I wrote a pretty detailed product review for a Spike's Tactical .22 LR conversion kit for an AR-15 on the Survival Podcast forum. Here it is:

http://thesurvivalpodcast.com/forum/index.php?topic=2817.0

I hope you enjoy it.


----------



## The Norseman (Jan 8, 2005)

That Review is the best. It explains the Spike's Tactical 22LR Drop in
Conversion to a T. The pictures provided are also the best.

I have a Ciener 22LR AR15 Drop in Conversion Kit. The Ciener I have
performs exactly as your review of Spike's.

I will buy a Spike's when I can get a good deal on it. My Ciener is on
loan from a friend.
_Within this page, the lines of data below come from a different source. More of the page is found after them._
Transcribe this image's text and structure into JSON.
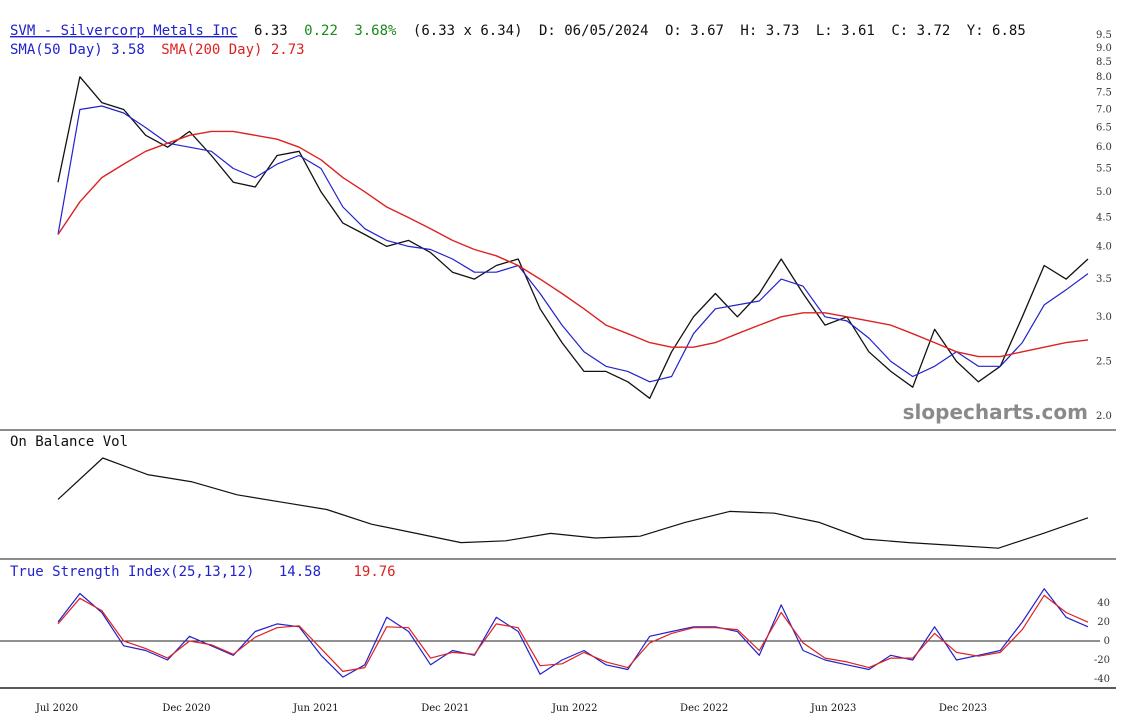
{
  "header": {
    "symbol_name": "SVM - Silvercorp Metals Inc",
    "last": "6.33",
    "change": "0.22",
    "change_pct": "3.68%",
    "bid_ask": "(6.33 x 6.34)",
    "date": "D: 06/05/2024",
    "open": "O: 3.67",
    "high": "H: 3.73",
    "low": "L: 3.61",
    "close": "C: 3.72",
    "year": "Y: 6.85",
    "sma50_label": "SMA(50 Day) 3.58",
    "sma200_label": "SMA(200 Day) 2.73"
  },
  "watermark": "slopecharts.com",
  "obv_panel": {
    "title": "On Balance Vol"
  },
  "tsi_panel": {
    "title": "True Strength Index(25,13,12)",
    "tsi_value": "14.58",
    "signal_value": "19.76"
  },
  "colors": {
    "price": "#111111",
    "sma50": "#2222cc",
    "sma200": "#dd2222",
    "up": "#1a8a1a",
    "obv": "#111111",
    "tsi": "#2222cc",
    "tsi_signal": "#dd2222"
  },
  "x_axis": {
    "ticks": [
      "Jul 2020",
      "Dec 2020",
      "Jun 2021",
      "Dec 2021",
      "Jun 2022",
      "Dec 2022",
      "Jun 2023",
      "Dec 2023"
    ]
  },
  "chart_data": [
    {
      "type": "line",
      "title": "SVM - Silvercorp Metals Inc",
      "y_scale": "log",
      "y_ticks": [
        "9.5",
        "9.0",
        "8.5",
        "8.0",
        "7.5",
        "7.0",
        "6.5",
        "6.0",
        "5.5",
        "5.0",
        "4.5",
        "4.0",
        "3.5",
        "3.0",
        "2.5",
        "2.0"
      ],
      "x": [
        "2020-07",
        "2020-08",
        "2020-09",
        "2020-10",
        "2020-11",
        "2020-12",
        "2021-01",
        "2021-02",
        "2021-03",
        "2021-04",
        "2021-05",
        "2021-06",
        "2021-07",
        "2021-08",
        "2021-09",
        "2021-10",
        "2021-11",
        "2021-12",
        "2022-01",
        "2022-02",
        "2022-03",
        "2022-04",
        "2022-05",
        "2022-06",
        "2022-07",
        "2022-08",
        "2022-09",
        "2022-10",
        "2022-11",
        "2022-12",
        "2023-01",
        "2023-02",
        "2023-03",
        "2023-04",
        "2023-05",
        "2023-06",
        "2023-07",
        "2023-08",
        "2023-09",
        "2023-10",
        "2023-11",
        "2023-12",
        "2024-01",
        "2024-02",
        "2024-03",
        "2024-04",
        "2024-05",
        "2024-06"
      ],
      "series": [
        {
          "name": "Price",
          "values": [
            5.2,
            8.0,
            7.2,
            7.0,
            6.3,
            6.0,
            6.4,
            5.8,
            5.2,
            5.1,
            5.8,
            5.9,
            5.0,
            4.4,
            4.2,
            4.0,
            4.1,
            3.9,
            3.6,
            3.5,
            3.7,
            3.8,
            3.1,
            2.7,
            2.4,
            2.4,
            2.3,
            2.15,
            2.6,
            3.0,
            3.3,
            3.0,
            3.3,
            3.8,
            3.3,
            2.9,
            3.0,
            2.6,
            2.4,
            2.25,
            2.85,
            2.5,
            2.3,
            2.45,
            3.0,
            3.7,
            3.5,
            3.8
          ]
        },
        {
          "name": "SMA(50 Day)",
          "values": [
            4.2,
            7.0,
            7.1,
            6.9,
            6.5,
            6.1,
            6.0,
            5.9,
            5.5,
            5.3,
            5.6,
            5.8,
            5.5,
            4.7,
            4.3,
            4.1,
            4.0,
            3.95,
            3.8,
            3.6,
            3.6,
            3.7,
            3.3,
            2.9,
            2.6,
            2.45,
            2.4,
            2.3,
            2.35,
            2.8,
            3.1,
            3.15,
            3.2,
            3.5,
            3.4,
            3.0,
            2.95,
            2.75,
            2.5,
            2.35,
            2.45,
            2.6,
            2.45,
            2.45,
            2.7,
            3.15,
            3.35,
            3.58
          ]
        },
        {
          "name": "SMA(200 Day)",
          "values": [
            4.2,
            4.8,
            5.3,
            5.6,
            5.9,
            6.1,
            6.3,
            6.4,
            6.4,
            6.3,
            6.2,
            6.0,
            5.7,
            5.3,
            5.0,
            4.7,
            4.5,
            4.3,
            4.1,
            3.95,
            3.85,
            3.7,
            3.5,
            3.3,
            3.1,
            2.9,
            2.8,
            2.7,
            2.65,
            2.65,
            2.7,
            2.8,
            2.9,
            3.0,
            3.05,
            3.05,
            3.0,
            2.95,
            2.9,
            2.8,
            2.7,
            2.6,
            2.55,
            2.55,
            2.6,
            2.65,
            2.7,
            2.73
          ]
        }
      ]
    },
    {
      "type": "line",
      "title": "On Balance Vol",
      "x": [
        "2020-07",
        "2020-09",
        "2020-11",
        "2021-01",
        "2021-03",
        "2021-05",
        "2021-07",
        "2021-09",
        "2021-11",
        "2022-01",
        "2022-03",
        "2022-05",
        "2022-07",
        "2022-09",
        "2022-11",
        "2023-01",
        "2023-03",
        "2023-05",
        "2023-07",
        "2023-09",
        "2023-11",
        "2024-01",
        "2024-03",
        "2024-05"
      ],
      "series": [
        {
          "name": "On Balance Vol",
          "values": [
            0.55,
            1.0,
            0.82,
            0.74,
            0.6,
            0.52,
            0.44,
            0.28,
            0.18,
            0.08,
            0.1,
            0.18,
            0.13,
            0.15,
            0.3,
            0.42,
            0.4,
            0.3,
            0.12,
            0.08,
            0.05,
            0.02,
            0.18,
            0.35
          ]
        }
      ]
    },
    {
      "type": "line",
      "title": "True Strength Index(25,13,12)",
      "y_ticks": [
        "40",
        "20",
        "0",
        "-20",
        "-40"
      ],
      "ylim": [
        -45,
        60
      ],
      "x": [
        "2020-07",
        "2020-08",
        "2020-09",
        "2020-10",
        "2020-11",
        "2020-12",
        "2021-01",
        "2021-02",
        "2021-03",
        "2021-04",
        "2021-05",
        "2021-06",
        "2021-07",
        "2021-08",
        "2021-09",
        "2021-10",
        "2021-11",
        "2021-12",
        "2022-01",
        "2022-02",
        "2022-03",
        "2022-04",
        "2022-05",
        "2022-06",
        "2022-07",
        "2022-08",
        "2022-09",
        "2022-10",
        "2022-11",
        "2022-12",
        "2023-01",
        "2023-02",
        "2023-03",
        "2023-04",
        "2023-05",
        "2023-06",
        "2023-07",
        "2023-08",
        "2023-09",
        "2023-10",
        "2023-11",
        "2023-12",
        "2024-01",
        "2024-02",
        "2024-03",
        "2024-04",
        "2024-05",
        "2024-06"
      ],
      "series": [
        {
          "name": "TSI",
          "values": [
            20,
            50,
            30,
            -5,
            -10,
            -20,
            5,
            -5,
            -15,
            10,
            18,
            15,
            -15,
            -38,
            -25,
            25,
            10,
            -25,
            -10,
            -15,
            25,
            10,
            -35,
            -20,
            -10,
            -25,
            -30,
            5,
            10,
            15,
            15,
            10,
            -15,
            38,
            -10,
            -20,
            -25,
            -30,
            -15,
            -20,
            15,
            -20,
            -15,
            -10,
            20,
            55,
            25,
            15
          ]
        },
        {
          "name": "Signal",
          "values": [
            18,
            45,
            32,
            0,
            -8,
            -18,
            0,
            -4,
            -14,
            4,
            14,
            16,
            -8,
            -32,
            -28,
            15,
            14,
            -18,
            -12,
            -14,
            18,
            14,
            -26,
            -24,
            -12,
            -22,
            -28,
            -2,
            8,
            14,
            14,
            12,
            -10,
            30,
            -2,
            -18,
            -22,
            -28,
            -18,
            -18,
            8,
            -12,
            -16,
            -12,
            12,
            48,
            30,
            19.76
          ]
        }
      ]
    }
  ]
}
Other reviews on Ciener, is there is always comment
what terrible Customer Service, business practices he has and non availablity of repair parts.

I really like the savings and trigger time I can get from the Converison.
It is a lot of fun to continually plink away and not worry about the cost.

One suggestion, I always clean the AR15 before shooting my
223 loads, I don't think it is neccessary to clean the AR15 after
Conversion usage, but........ 
Thank you so much for that excellent Review!


----------



## Heavy G (Feb 7, 2009)

My pleasure, Norseman.


----------